As aranhas sociais da África (Stegodyphus dumicola) não andam sozinhas. Essa espécie “hippie” de aracnídeo forma agregações que duram a vida toda, em colônias que podem ser compostas de dezenas a centenas de animais. O estilo de vida cooperativo pode ser facilitado por uma nova descoberta dos cientistas: de acordo com uma nova pesquisa, parece que essas aranhas não têm personalidades distintas.
Os traços comportamentais de cada aranha da espécie Stegodyphus d. flutuam de forma dramática ao longo do tempo, de forma tão extrema que desafia o que os cientistas pensavam sobre a individualidade desses animais. Fica difícil falar de características individuais quando o comportamento desses aracnídeos muda tanto de uma circunstância para a outra.
A personalidade animal é definida de acordo com os comportamentos que se mantém consistentes ao longo do tempo, independentemente do contexto. No caso das aranhas hippies, as descobertas sobre suas mudanças constantes de comportamento sugerem que os métodos normalmente usados para avaliar personalidade não funcionam para essa espécie.
O estudo monitorou 28 colônias de Stegodyphus d., que vivem na África Central e no sul do continente. A equipe internacional de pesquisadores que avaliou o comportamento em constante transformação das aranhas publicou um artigo detalhando as descobertas no periódico Animal Behaviour.
Como funcionou o estudo
Na década de 1960, o movimento hippie chamou a atenção de muita gente com sua crítica ao individualismo e ao tradicionalismo social. Várias pessoas se uniam comunidades coletivistas onde todos trabalhavam para sustentar o grupo fora da economia formal.
A popularidade desse movimento de contracultura caiu na década de 1970. Os seres humanos tiveram dificuldade de se adaptar a esse modo de vida. Não é um problema para as aranhas sociais.
De acordo com o estudo sobre o comportamento das Stegodyphus d., os comportamentos individuais das aranhas variam de forma muito intensa, provavelmente em resposta a níveis de fome e fatores ambientais externos.
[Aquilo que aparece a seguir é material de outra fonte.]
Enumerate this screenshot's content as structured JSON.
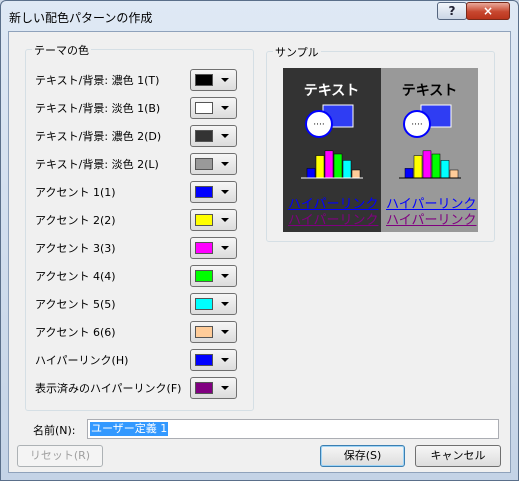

Eles perceberam isso examinando 28 comunidades de aracnídeos, checando a cada duas semanas durante um período de quatro meses (elas vivem cerca de um ano, então os pesquisadores acompanharam um terço da vida das aranhas).
Enquanto monitoravam as colônias, os cientistas examinaram três comportamentos específicos: a ousadia ao perceber uma ameaça, as respostas de fuga à ameaça e a velocidade para capturar presas como um grupo.
Individualmente, as aranhas (que foram marcadas com tinta para serem diferenciadas) até podiam apresentar padrões consistentes de comportamento, mas só por um curto período. Os hábitos mudavam muito ao longo da vida, e não adiantava tentar qualquer previsão: um comportamento inicial não tinha nenhuma relação com o que o aracnídeo faria depois.
Esse estudo contradiz pesquisas passadas que tinham vaticinado que as aranhas sociais tinham personalidades estáveis, chegando a essa conclusão só depois de alguns dias de observação ou depois de testes comportamentais repetidos poucas vezes. Agora, as descobertas sugerem que a verdadeira essência da personalidade desses aracnídeos é a mudança constante.
As Stegodyphus d. vivem em colônias cooperativas e aparentemente igualitárias. Todos os indivíduos trabalham juntos para caçar e criar os filhotes, e chegam a se sacrificar por crias que não são diretamente deles, mas de outros membros do grupo.
A nova pesquisa sugere que elas conseguem sustentar essas comunidades porque vivem sem papéis sociais definidos, com comportamentos definidos pela necessidade e não pela hierarquia.
“Isso desafia a ideia de que personalidades individuais são os motores de resultados evolutivos e ecológicos nessa espécie”, explica a pesquisadora Lena Grinsted, principal autora do estudo, em um depoimento.
A pesquisa propõe um desafio para os estudos de ecologia comportamental. Novas definições de personalidade animal precisam partir de métodos observacionais mais rigorosos, que não se contentem com poucos experimentos e não projetem categoriais sociais humanas para cima dos animais – como chamar eles de hippies.
Apesar do apelido, as aranhas sociais parecem ser bem mais radicais do que os barbudos da contracultura.